For a clear conscience: Risk your freedom!

On religious grounds, tinsmith Hans Jung (*1892) refused to work at the AEG- arms production. Because of this, he is convicted to three years of prison in February 1941.


Historical image-source: Stiftung Deutsches Technikmuseum Berlin, Foto: Hist. Archiv – I.2.060 ALB 388-07

Hans Jung had been arrested before in 1937 because he was still a member of the ‘Ernste Bibelforscher’ (Jehovas Witnesses) after their ban in April 1933. Being an injured WW-veteran, his penalty of 6 months was set relatively low but he lost his licence to pursue his own firm. After having served his first sentence, he was ordered to work for the military production at AEG in October 1940, a NS-model plant at this time. As Jung didn’t follow this order, AEG called the Gestapo to force Jung to commit to “the Fuehrer and the ultimate victory “. Jung didn’t bow to this and was convicted once more.

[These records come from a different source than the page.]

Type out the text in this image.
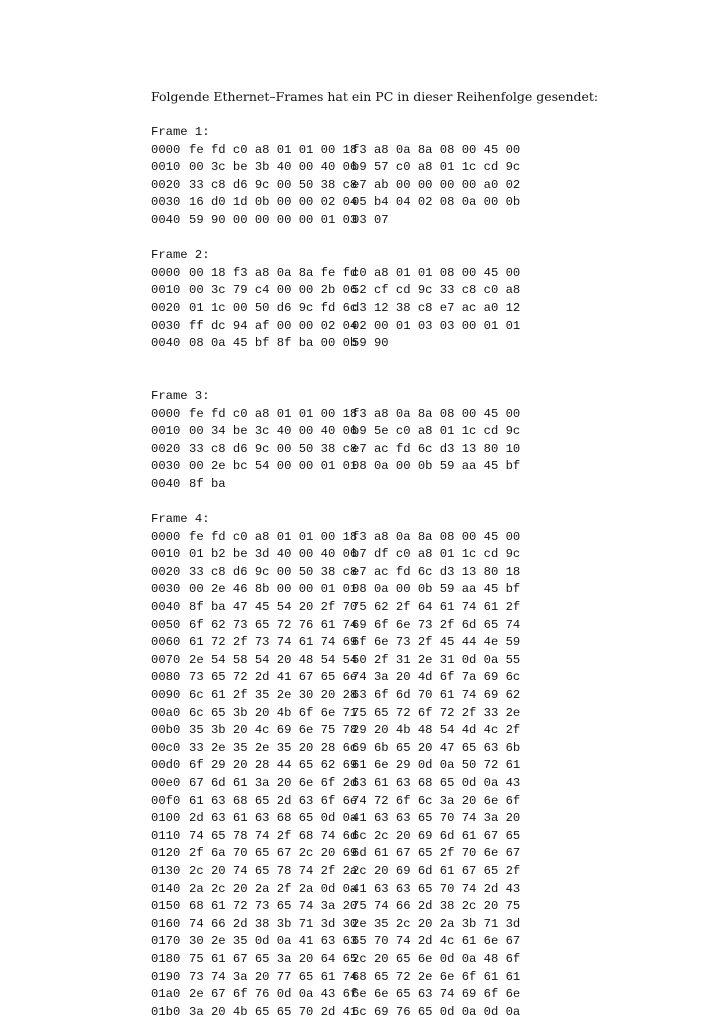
Folgende Ethernet–Frames hat ein PC in dieser Reihenfolge gesendet:
Frame 1:
0000 fe fd c0 a8 01 01 00 18
f3 a8 0a 8a 08 00 45 00
0010 00 3c be 3b 40 00 40 06
b9 57 c0 a8 01 1c cd 9c
0020 33 c8 d6 9c 00 50 38 c8
e7 ab 00 00 00 00 a0 02
0030 16 d0 1d 0b 00 00 02 04
05 b4 04 02 08 0a 00 0b
0040 59 90 00 00 00 00 01 03
03 07
Frame 2:
0000 00 18 f3 a8 0a 8a fe fd
c0 a8 01 01 08 00 45 00
0010 00 3c 79 c4 00 00 2b 06
52 cf cd 9c 33 c8 c0 a8
0020 01 1c 00 50 d6 9c fd 6c
d3 12 38 c8 e7 ac a0 12
0030 ff dc 94 af 00 00 02 04
02 00 01 03 03 00 01 01
0040 08 0a 45 bf 8f ba 00 0b
59 90
Frame 3:
0000 fe fd c0 a8 01 01 00 18
f3 a8 0a 8a 08 00 45 00
0010 00 34 be 3c 40 00 40 06
b9 5e c0 a8 01 1c cd 9c
0020 33 c8 d6 9c 00 50 38 c8
e7 ac fd 6c d3 13 80 10
0030 00 2e bc 54 00 00 01 01
08 0a 00 0b 59 aa 45 bf
0040 8f ba
Frame 4:
0000 fe fd c0 a8 01 01 00 18
f3 a8 0a 8a 08 00 45 00
0010 01 b2 be 3d 40 00 40 06
b7 df c0 a8 01 1c cd 9c
0020 33 c8 d6 9c 00 50 38 c8
e7 ac fd 6c d3 13 80 18
0030 00 2e 46 8b 00 00 01 01
08 0a 00 0b 59 aa 45 bf
0040 8f ba 47 45 54 20 2f 70
75 62 2f 64 61 74 61 2f
0050 6f 62 73 65 72 76 61 74
69 6f 6e 73 2f 6d 65 74
0060 61 72 2f 73 74 61 74 69
6f 6e 73 2f 45 44 4e 59
0070 2e 54 58 54 20 48 54 54
50 2f 31 2e 31 0d 0a 55
0080 73 65 72 2d 41 67 65 6e
74 3a 20 4d 6f 7a 69 6c
0090 6c 61 2f 35 2e 30 20 28
63 6f 6d 70 61 74 69 62
00a0 6c 65 3b 20 4b 6f 6e 71
75 65 72 6f 72 2f 33 2e
00b0 35 3b 20 4c 69 6e 75 78
29 20 4b 48 54 4d 4c 2f
00c0 33 2e 35 2e 35 20 28 6c
69 6b 65 20 47 65 63 6b
00d0 6f 29 20 28 44 65 62 69
61 6e 29 0d 0a 50 72 61
00e0 67 6d 61 3a 20 6e 6f 2d
63 61 63 68 65 0d 0a 43
00f0 61 63 68 65 2d 63 6f 6e
74 72 6f 6c 3a 20 6e 6f
0100 2d 63 61 63 68 65 0d 0a
41 63 63 65 70 74 3a 20
0110 74 65 78 74 2f 68 74 6d
6c 2c 20 69 6d 61 67 65
0120 2f 6a 70 65 67 2c 20 69
6d 61 67 65 2f 70 6e 67
0130 2c 20 74 65 78 74 2f 2a
2c 20 69 6d 61 67 65 2f
0140 2a 2c 20 2a 2f 2a 0d 0a
41 63 63 65 70 74 2d 43
0150 68 61 72 73 65 74 3a 20
75 74 66 2d 38 2c 20 75
0160 74 66 2d 38 3b 71 3d 30
2e 35 2c 20 2a 3b 71 3d
0170 30 2e 35 0d 0a 41 63 63
65 70 74 2d 4c 61 6e 67
0180 75 61 67 65 3a 20 64 65
2c 20 65 6e 0d 0a 48 6f
0190 73 74 3a 20 77 65 61 74
68 65 72 2e 6e 6f 61 61
01a0 2e 67 6f 76 0d 0a 43 6f
6e 6e 65 63 74 69 6f 6e
01b0 3a 20 4b 65 65 70 2d 41
6c 69 76 65 0d 0a 0d 0a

After having served his second sentence, Hans Jung was delivered to the Gestapo – an indication that he was probably interned in a concentration camp after his arrest.

The persecution of the „Ernste Bibelforscher“ by the NS regime is not well-known even today. In Nuremberg and Fürth alone, several dozens of members were persecuted because they adhered to their faith and community. Of the about 6000 German members who paid for their resistance with prison and camp detention, about 2000 were killed by the NS regime.